By Brandon Morgan
Belonging. When originally approached about this theme, I had topics in mind, some fun stories, perhaps a joke or two. But as I compose this article, none of these come to mind. All that pervades my consciousness is the loneliness and isolation I have experienced in terms of community. I reflect on the times where a smile disguised the numbing loneliness of the day and the nights where tears were my food as I pleaded with God to reveal to me where I was supposed to belong. Now, I do not mean to sound harsh or to condemn the Church, nor am I saying I have not experienced great communities. In the grey of this passing world, I have tasted the golden apples of communion with others that only comes from the Father of Lights. I am simply expressing my experiences, my pain, and my hope. My hope is in an eternal communion with the Father and a communion with others that can begin today.
My mother came to the Lord when I was about five years old, so the majority of my life I’ve known what many would view as “church,” in all of its forms and fashions. From Catholic services to Pentecostal gatherings, from black churches to white or even those services that used words like “transethnic,” from mega churches to living room gatherings, I was able to see how people of different creeds, nationalities, and races were able to worship together. And as I reflect on my childhood, I’m thankful for the diversity of experiences. Yet at the same time, I never really felt like our family found a home, at least not like everyone else. After the potlucks, the holiday services, the Halloween substitution events, one would think that I would develop a familial attachment to the church. I suppose I thought when I believed in Jesus, like really believed, that would change.
Needless to say that day finally came. When I was sixteen, the scales were removed from my eyes, and I was ready to “walk the walk” with Christ. For the first time in Christ, I felt a sense of identity belonging in him that I had never felt before. So of course, I would feel that with his people. The masses of people that smiled and worshipped together when I was a kid, I would finally be one of them. I would finally fit in the mold.

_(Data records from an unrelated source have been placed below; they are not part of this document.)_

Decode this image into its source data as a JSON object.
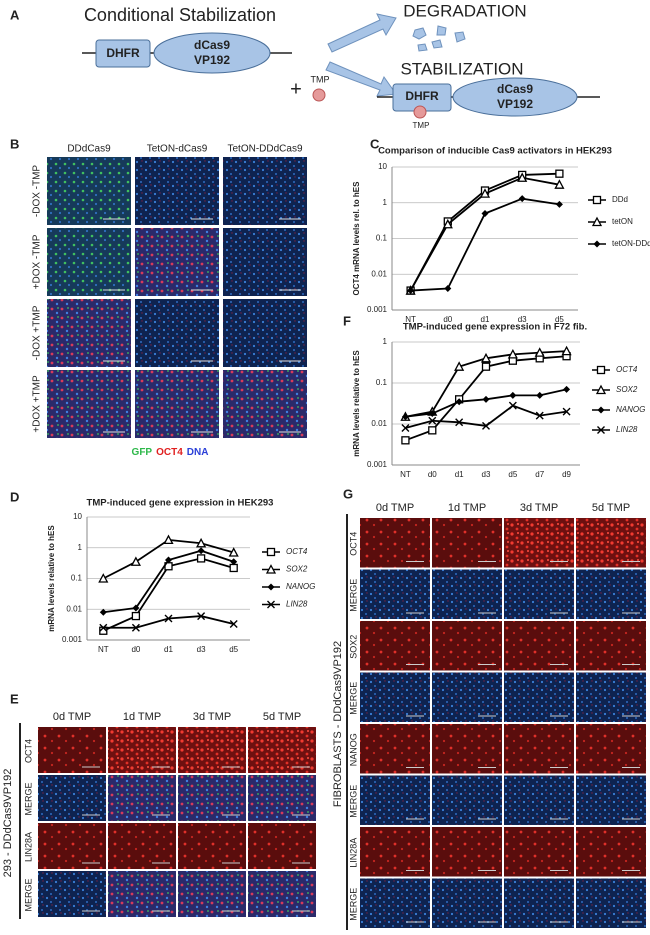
{
  "panel_a": {
    "label": "A",
    "title": "Conditional Stabilization",
    "dhfr": "DHFR",
    "dcas9": "dCas9",
    "vp192": "VP192",
    "plus": "+",
    "tmp": "TMP",
    "degradation": "DEGRADATION",
    "stabilization": "STABILIZATION",
    "dhfr_2": "DHFR",
    "dcas9_2": "dCas9",
    "vp192_2": "VP192",
    "tmp_2": "TMP"
  },
  "panel_b": {
    "label": "B",
    "columns": [
      "DDdCas9",
      "TetON-dCas9",
      "TetON-DDdCas9"
    ],
    "rows": [
      "-DOX -TMP",
      "+DOX -TMP",
      "-DOX +TMP",
      "+DOX +TMP"
    ],
    "legend": [
      "GFP",
      "OCT4",
      "DNA"
    ]
  },
  "panel_e": {
    "label": "E",
    "columns": [
      "0d TMP",
      "1d TMP",
      "3d TMP",
      "5d TMP"
    ],
    "side_label": "293 - DDdCas9VP192",
    "rows": [
      "OCT4",
      "MERGE",
      "LIN28A",
      "MERGE"
    ]
  },
  "panel_g": {
    "label": "G",
    "columns": [
      "0d TMP",
      "1d TMP",
      "3d TMP",
      "5d TMP"
    ],
    "side_label": "FIBROBLASTS - DDdCas9VP192",
    "rows": [
      "OCT4",
      "MERGE",
      "SOX2",
      "MERGE",
      "NANOG",
      "MERGE",
      "LIN28A",
      "MERGE"
    ]
  },
  "chart_data": [
    {
      "type": "line",
      "panel_label": "C",
      "title": "Comparison of inducible Cas9 activators in HEK293",
      "ylabel": "OCT4 mRNA levels rel. to hES",
      "categories": [
        "NT",
        "d0",
        "d1",
        "d3",
        "d5"
      ],
      "yscale": "log",
      "ylim": [
        0.001,
        10
      ],
      "yticks": [
        0.001,
        0.01,
        0.1,
        1,
        10
      ],
      "grid": true,
      "series": [
        {
          "name": "DDd",
          "color": "#000000",
          "marker": "square",
          "values": [
            0.0035,
            0.3,
            2.2,
            6,
            6.5
          ]
        },
        {
          "name": "tetON",
          "color": "#000000",
          "marker": "triangle",
          "values": [
            0.0035,
            0.25,
            1.8,
            5,
            3.2
          ]
        },
        {
          "name": "tetON-DDd",
          "color": "#000000",
          "marker": "diamond",
          "values": [
            0.0035,
            0.004,
            0.5,
            1.3,
            0.9
          ]
        }
      ]
    },
    {
      "type": "line",
      "panel_label": "D",
      "title": "TMP-induced gene expression in HEK293",
      "ylabel": "mRNA levels relative to hES",
      "categories": [
        "NT",
        "d0",
        "d1",
        "d3",
        "d5"
      ],
      "yscale": "log",
      "ylim": [
        0.001,
        10
      ],
      "yticks": [
        0.001,
        0.01,
        0.1,
        1,
        10
      ],
      "grid": true,
      "series": [
        {
          "name": "OCT4",
          "color": "#000000",
          "marker": "square",
          "values": [
            0.002,
            0.006,
            0.25,
            0.45,
            0.22
          ]
        },
        {
          "name": "SOX2",
          "color": "#000000",
          "marker": "triangle",
          "values": [
            0.1,
            0.35,
            1.8,
            1.4,
            0.7
          ]
        },
        {
          "name": "NANOG",
          "color": "#000000",
          "marker": "diamond",
          "values": [
            0.008,
            0.011,
            0.4,
            0.8,
            0.35
          ]
        },
        {
          "name": "LIN28",
          "color": "#000000",
          "marker": "x",
          "values": [
            0.0025,
            0.0025,
            0.005,
            0.006,
            0.0033
          ]
        }
      ]
    },
    {
      "type": "line",
      "panel_label": "F",
      "title": "TMP-induced gene expression in F72 fib.",
      "ylabel": "mRNA levels relative to hES",
      "categories": [
        "NT",
        "d0",
        "d1",
        "d3",
        "d5",
        "d7",
        "d9"
      ],
      "yscale": "log",
      "ylim": [
        0.001,
        1
      ],
      "yticks": [
        0.001,
        0.01,
        0.1,
        1
      ],
      "grid": true,
      "series": [
        {
          "name": "OCT4",
          "color": "#000000",
          "marker": "square",
          "values": [
            0.004,
            0.007,
            0.04,
            0.25,
            0.35,
            0.4,
            0.45
          ]
        },
        {
          "name": "SOX2",
          "color": "#000000",
          "marker": "triangle",
          "values": [
            0.015,
            0.02,
            0.25,
            0.4,
            0.5,
            0.55,
            0.6
          ]
        },
        {
          "name": "NANOG",
          "color": "#000000",
          "marker": "diamond",
          "values": [
            0.015,
            0.018,
            0.035,
            0.04,
            0.05,
            0.05,
            0.07
          ]
        },
        {
          "name": "LIN28",
          "color": "#000000",
          "marker": "x",
          "values": [
            0.008,
            0.012,
            0.011,
            0.009,
            0.028,
            0.016,
            0.02
          ]
        }
      ]
    }
  ]
}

It didn’t happen. Always viewed as “the clown” or “the jester,” I felt like people never saw me or the “real me.” Sometimes it kept me up at night. “Person X” didn’t even see me or “Person Y” never asks how I’m doing. “Person Z” wants me to say the same joke, wear the same smile, and not waste their time. It didn’t help that I was emotionally closed off, so whenever someone would try to come close, I would deflect with humor. The very people God sent into my life to help, I rejected due to my stupid pride. And in retrospect, that’s exactly what it was, stupid pride. Needless to say, bitterness crept into my heart like a serpent entering a bird’s nest.
Eventually, there was a shift. In college, I was blessed with friends with the blunt force of God to see through all the jokes, to call me on my fakes, and to encourage me in my calling. I never realized how blessed I was at the time to be able to share myself with others, and for some time, I felt relieved. Like this was the communion that I’d always sought, even if at times it came in forms that were undesirable.
I honestly thought for a moment that it was the friends that changed me, and in part it was. But if we examine a farming example, even if all the environmental conditions are right, a seed still needs to be planted for it to germinate. You can have the most favorable rain, the optimum temperature, and the perfect amount of sun, but no seed means no growth. I didn’t realize during those times of loneliness, the tear-filled evenings, those times I was questioning if anyone saw me. Someone did. God was always watching, and he planted seeds of intimacy and communion with him that could never be uprooted. And, it was in that communion that I had with him, that I was able to commune with others. It was in drinking from his well, that as his child I was able to become a wellspring of community for others.
Now, does this mean that I no longer experience loneliness or isolation? No, but it does mean when no one is around I have access to an eternal communion. See, I believe our communion, our belonging first has to be found in Christ; then, and only then, can we see it in other places (See 1 John 1:1-3).
This does not mean that we don’t seek out places of community, but we have to ask God what he desires for us in this season. Sometimes, the reason we don’t find community is because he is looking to us to be seeds of community for others who also feel isolated.
I know how it feels to be alone, so if that’s you, know that God is with you and he’s planting seeds of communion within you. If that’s not you and you have a community, give thanks to God, for he has given you something that truly comes from above.
By the way, there is more to the quote by Dag Hammarskjöld from the beginning of this article:
“For him who has responded to the call of the Way of Possibility, loneliness may be obligatory. Such loneliness, it is true, may lead to a communion closer and deeper than any achieved by the union of two bodies.”